Scott and Seth Avett, the brothers who are the lead singers, song writers for the band are almost too good to be true. They are as close as brothers can be, best friends, neighbors, live down the road from their parents, devoted to their band, their families, their craft and keeping the sounds of North Carolina alive in their original songs, and stupid cute.

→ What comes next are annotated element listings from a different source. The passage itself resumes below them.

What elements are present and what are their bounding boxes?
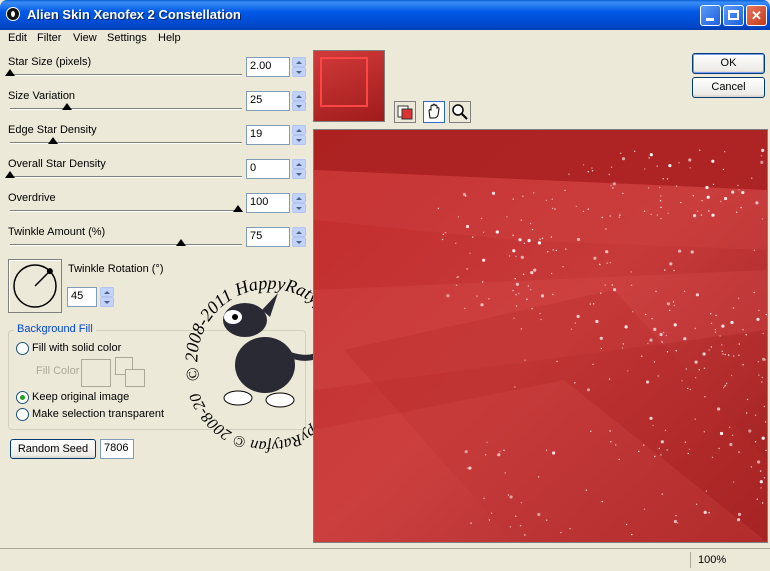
effect-preview[interactable] xyxy=(313,129,768,543)
spin-up-icon[interactable] xyxy=(292,57,306,67)
random-seed-button[interactable]: Random Seed xyxy=(10,439,96,459)
slider-value-field[interactable]: 100 xyxy=(246,193,290,213)
twinkle-rotation-spinner[interactable] xyxy=(100,287,114,307)
fill-color-label: Fill Color xyxy=(36,365,80,377)
slider-value-field[interactable]: 25 xyxy=(246,91,290,111)
magnifier-icon xyxy=(452,104,468,120)
keep-original-radio[interactable] xyxy=(16,391,29,404)
slider-track[interactable] xyxy=(10,244,242,246)
spin-down-icon[interactable] xyxy=(292,135,306,145)
slider-track[interactable] xyxy=(10,176,242,178)
zoom-level: 100% xyxy=(698,554,727,566)
maximize-button[interactable] xyxy=(723,5,744,26)
fill-solid-radio[interactable] xyxy=(16,342,29,355)
twinkle-rotation-label: Twinkle Rotation (°) xyxy=(68,263,164,275)
random-seed-field[interactable]: 7806 xyxy=(100,439,134,459)
fill-solid-label[interactable]: Fill with solid color xyxy=(32,342,121,354)
slider-spinner[interactable] xyxy=(292,125,306,145)
slider-thumb[interactable] xyxy=(5,69,15,76)
spin-down-icon[interactable] xyxy=(292,237,306,247)
slider-value-field[interactable]: 2.00 xyxy=(246,57,290,77)
status-divider xyxy=(690,552,691,568)
menu-help[interactable]: Help xyxy=(158,32,181,44)
slider-track[interactable] xyxy=(10,74,242,76)
rotation-dial-graphic xyxy=(13,264,57,308)
slider-value-field[interactable]: 75 xyxy=(246,227,290,247)
ok-button[interactable]: OK xyxy=(692,53,765,74)
slider-thumb[interactable] xyxy=(62,103,72,110)
preview-compare-tool[interactable] xyxy=(394,101,416,123)
slider-spinner[interactable] xyxy=(292,57,306,77)
menu-settings[interactable]: Settings xyxy=(107,32,147,44)
slider-spinner[interactable] xyxy=(292,227,306,247)
spin-down-icon[interactable] xyxy=(292,67,306,77)
slider-thumb[interactable] xyxy=(48,137,59,144)
slider-label: Star Size (pixels) xyxy=(8,56,92,68)
twinkle-rotation-dial[interactable] xyxy=(8,259,62,313)
fill-color-swatch[interactable] xyxy=(81,359,111,387)
fill-color-swap-front[interactable] xyxy=(125,369,145,387)
spin-down-icon[interactable] xyxy=(292,101,306,111)
spin-up-icon[interactable] xyxy=(292,193,306,203)
alien-skin-icon[interactable] xyxy=(6,7,20,21)
spin-up-icon[interactable] xyxy=(292,159,306,169)
background-fill-title: Background Fill xyxy=(14,323,96,335)
slider-thumb[interactable] xyxy=(233,205,243,212)
preview-image xyxy=(314,130,767,542)
slider-label: Overall Star Density xyxy=(8,158,106,170)
slider-value-field[interactable]: 19 xyxy=(246,125,290,145)
slider-label: Edge Star Density xyxy=(8,124,97,136)
menu-bar: Edit Filter View Settings Help xyxy=(0,30,770,48)
slider-spinner[interactable] xyxy=(292,193,306,213)
slider-label: Twinkle Amount (%) xyxy=(8,226,106,238)
hand-icon xyxy=(428,103,440,119)
title-bar[interactable]: Alien Skin Xenofex 2 Constellation ✕ xyxy=(0,0,770,30)
slider-label: Overdrive xyxy=(8,192,56,204)
spin-up-icon[interactable] xyxy=(292,227,306,237)
slider-spinner[interactable] xyxy=(292,159,306,179)
spin-up-icon[interactable] xyxy=(100,287,114,297)
transparent-radio[interactable] xyxy=(16,408,29,421)
slider-label: Size Variation xyxy=(8,90,76,102)
menu-edit[interactable]: Edit xyxy=(8,32,27,44)
minimize-icon xyxy=(706,18,714,21)
transparent-label[interactable]: Make selection transparent xyxy=(32,408,164,420)
slider-track[interactable] xyxy=(10,210,242,212)
slider-track[interactable] xyxy=(10,108,242,110)
cancel-button[interactable]: Cancel xyxy=(692,77,765,98)
slider-value-field[interactable]: 0 xyxy=(246,159,290,179)
hand-tool[interactable] xyxy=(423,101,445,123)
spin-down-icon[interactable] xyxy=(292,169,306,179)
slider-thumb[interactable] xyxy=(5,171,15,178)
spin-down-icon[interactable] xyxy=(100,297,114,307)
close-button[interactable]: ✕ xyxy=(746,5,767,26)
window-title: Alien Skin Xenofex 2 Constellation xyxy=(27,7,241,22)
zoom-tool[interactable] xyxy=(449,101,471,123)
slider-track[interactable] xyxy=(10,142,242,144)
spin-down-icon[interactable] xyxy=(292,203,306,213)
twinkle-rotation-field[interactable]: 45 xyxy=(67,287,97,307)
close-icon: ✕ xyxy=(751,8,762,23)
keep-original-label[interactable]: Keep original image xyxy=(32,391,129,403)
slider-spinner[interactable] xyxy=(292,91,306,111)
status-bar xyxy=(0,548,770,571)
maximize-icon xyxy=(728,10,739,20)
menu-filter[interactable]: Filter xyxy=(37,32,61,44)
spin-up-icon[interactable] xyxy=(292,125,306,135)
navigator-thumbnail[interactable] xyxy=(313,50,385,122)
slider-thumb[interactable] xyxy=(176,239,186,246)
preview-compare-icon xyxy=(397,105,413,120)
minimize-button[interactable] xyxy=(700,5,721,26)
navigator-viewport-rect[interactable] xyxy=(320,57,368,107)
menu-view[interactable]: View xyxy=(73,32,97,44)
spin-up-icon[interactable] xyxy=(292,91,306,101)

May It Last begins with the band’s first appearance at Madison Square Garden capturing the enormity of their accomplishments and thrusts us into the quotidian aspects of their lives. Scott really gathers chicken eggs from the coop he built and cooks breakfast. It’s like he happens to be a dad, a husband, a son, and a brother, a work-a-holic but a grounded in reality singer, song-writer and band leader. Seth, the younger of the two is just as much his own person and is all in to being part of the family business while creating his own family as well. The brothers split wood with their dad, work with their hands, clean the chicken coop, cook, drive unpretentious vehicles and live in what appears to be modest homes compared to their fan base.

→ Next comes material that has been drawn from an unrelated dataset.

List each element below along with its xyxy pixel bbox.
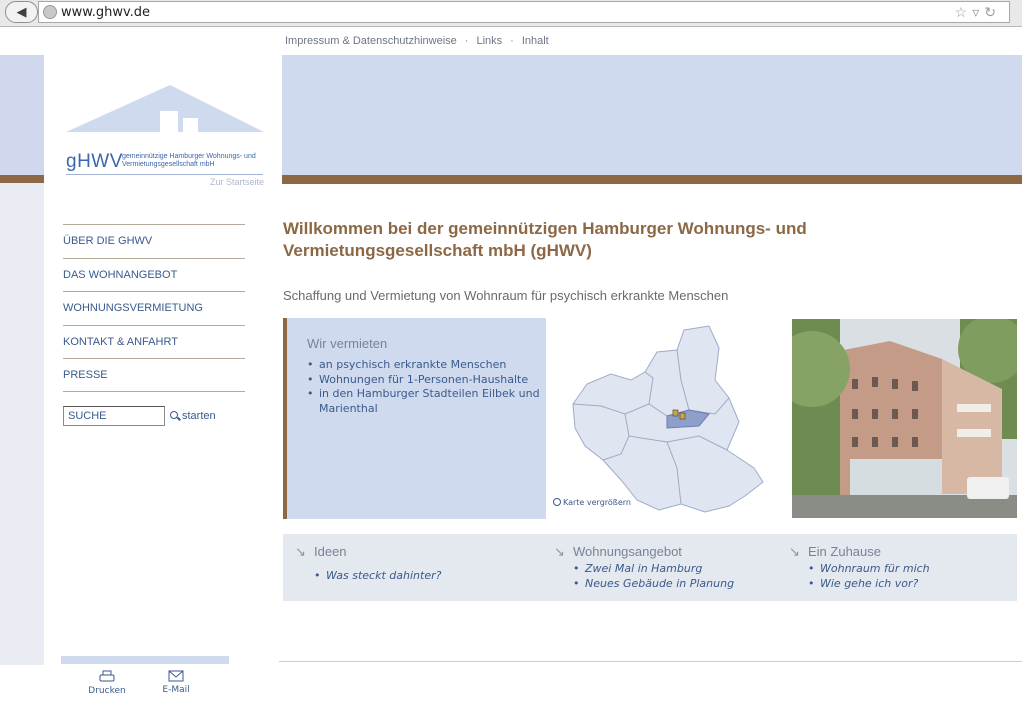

Courtesy of Oscilloscope Laboratories.
You get the idea that The Avett Brothers define what it means to be present. The rawness of their music is sometimes almost too painful or intimate to watch. It makes me have some understanding of why some artists find reality too burdensome to tolerate and their lives ending prematurely—I’m thinking of Janis Joplin and Jim Morrison. These guys take the pain and make it strength and I think that’s what Judd Apatow finds even more intriguing than the music itself. Spin Magazine had a quip about the lovely four-hour Grateful Dead Doc, Long Strange Trip, “There’s a pretty good chance that anyone who manages to get through it is already a convert.” I had never listened to The Avett Brothers before watching Apatow’s film. I’ve now downloaded more than thirty of their songs on Spotify. Kool–Aid anyone?

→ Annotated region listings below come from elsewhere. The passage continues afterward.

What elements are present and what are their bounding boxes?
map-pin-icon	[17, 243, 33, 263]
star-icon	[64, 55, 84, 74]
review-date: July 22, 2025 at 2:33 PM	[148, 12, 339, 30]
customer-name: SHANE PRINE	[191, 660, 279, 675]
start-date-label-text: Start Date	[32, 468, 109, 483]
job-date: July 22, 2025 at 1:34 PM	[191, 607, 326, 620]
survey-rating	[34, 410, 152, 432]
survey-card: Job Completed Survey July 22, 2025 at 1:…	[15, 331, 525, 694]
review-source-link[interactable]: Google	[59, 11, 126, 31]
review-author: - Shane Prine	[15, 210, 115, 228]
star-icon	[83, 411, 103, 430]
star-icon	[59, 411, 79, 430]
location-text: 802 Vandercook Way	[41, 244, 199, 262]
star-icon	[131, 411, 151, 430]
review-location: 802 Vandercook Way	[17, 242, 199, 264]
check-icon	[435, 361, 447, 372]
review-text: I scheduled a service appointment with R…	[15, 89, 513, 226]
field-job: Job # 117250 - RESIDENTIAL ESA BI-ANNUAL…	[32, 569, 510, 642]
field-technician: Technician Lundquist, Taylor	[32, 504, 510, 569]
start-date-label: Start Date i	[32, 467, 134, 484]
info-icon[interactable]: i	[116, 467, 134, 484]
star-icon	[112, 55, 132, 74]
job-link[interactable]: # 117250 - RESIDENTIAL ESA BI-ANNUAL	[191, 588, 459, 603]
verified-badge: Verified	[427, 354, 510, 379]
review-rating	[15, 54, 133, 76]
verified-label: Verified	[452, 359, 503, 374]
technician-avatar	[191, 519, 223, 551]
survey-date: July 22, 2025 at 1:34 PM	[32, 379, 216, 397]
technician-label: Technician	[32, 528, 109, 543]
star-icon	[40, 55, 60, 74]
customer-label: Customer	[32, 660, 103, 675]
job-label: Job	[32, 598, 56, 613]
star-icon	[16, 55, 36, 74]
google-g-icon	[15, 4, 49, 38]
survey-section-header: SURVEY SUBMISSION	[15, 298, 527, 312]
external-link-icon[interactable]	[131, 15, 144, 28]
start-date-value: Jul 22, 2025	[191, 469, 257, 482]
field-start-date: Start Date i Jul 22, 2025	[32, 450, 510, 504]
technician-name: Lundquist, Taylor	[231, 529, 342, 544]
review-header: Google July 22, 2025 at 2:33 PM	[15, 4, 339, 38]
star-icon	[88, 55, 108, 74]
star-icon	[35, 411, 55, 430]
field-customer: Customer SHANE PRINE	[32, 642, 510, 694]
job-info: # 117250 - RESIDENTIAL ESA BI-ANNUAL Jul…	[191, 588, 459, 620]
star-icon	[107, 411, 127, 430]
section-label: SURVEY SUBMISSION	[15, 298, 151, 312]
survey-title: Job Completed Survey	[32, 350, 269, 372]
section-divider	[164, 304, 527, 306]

What’s both included and omitted make the film stronger. Apatow and Bonfiglio do a lovely job of eliminating show–business puffery. There are no parties, no crazy hotel rooms, no drugs, no smoking of any sort—maybe a couple of instances of alcohol in the background. These guys are squeaky clean without being square. Since the beginning, they have added on to the band a brilliant basest and lovely individual in his own right, Bob Crawford, as well as Joe Kwon, a dynamic cellist and cook, Paul DeFiglia—a talented keyboardist and backup basest and Tania Elizabeth who plays the fiddle like a concert violinist and of course, Mike Marsh on drums. Throughout their tenure, they’ve experienced heartbreaking personal issues yet what comes through in their music is what you see in the dynamics of the band. It’s harmony without schmaltz, it’s gritty but polished, it’s practiced but not perfect.
Courtesy of Oscilloscope Laboratories.
Rick Rubin is legendary producer of artists such as Run DMC, Slayer, Tom Petty, Johnny Cash and help catapult their career without taking it over. He’s a wizened, not-quite former hippie who believes he has been afforded the opportunity to work with the band rather than the band has been lucky enough to be signed by him. There’s a charming scene towards the end of the film where then entire family is visiting Rubin’s Malibu home and recording studio to get publicity shots of the band with their number one record. Scott and Seth’s parents Jim and Susie, clearly pleased with their son’s success are just as concerned that their fame doesn’t go to their heads. The title, May It Last: A Portrait of The Avett Brothers is a plea, a command, a question or maybe a blueprint for humanity in 2017.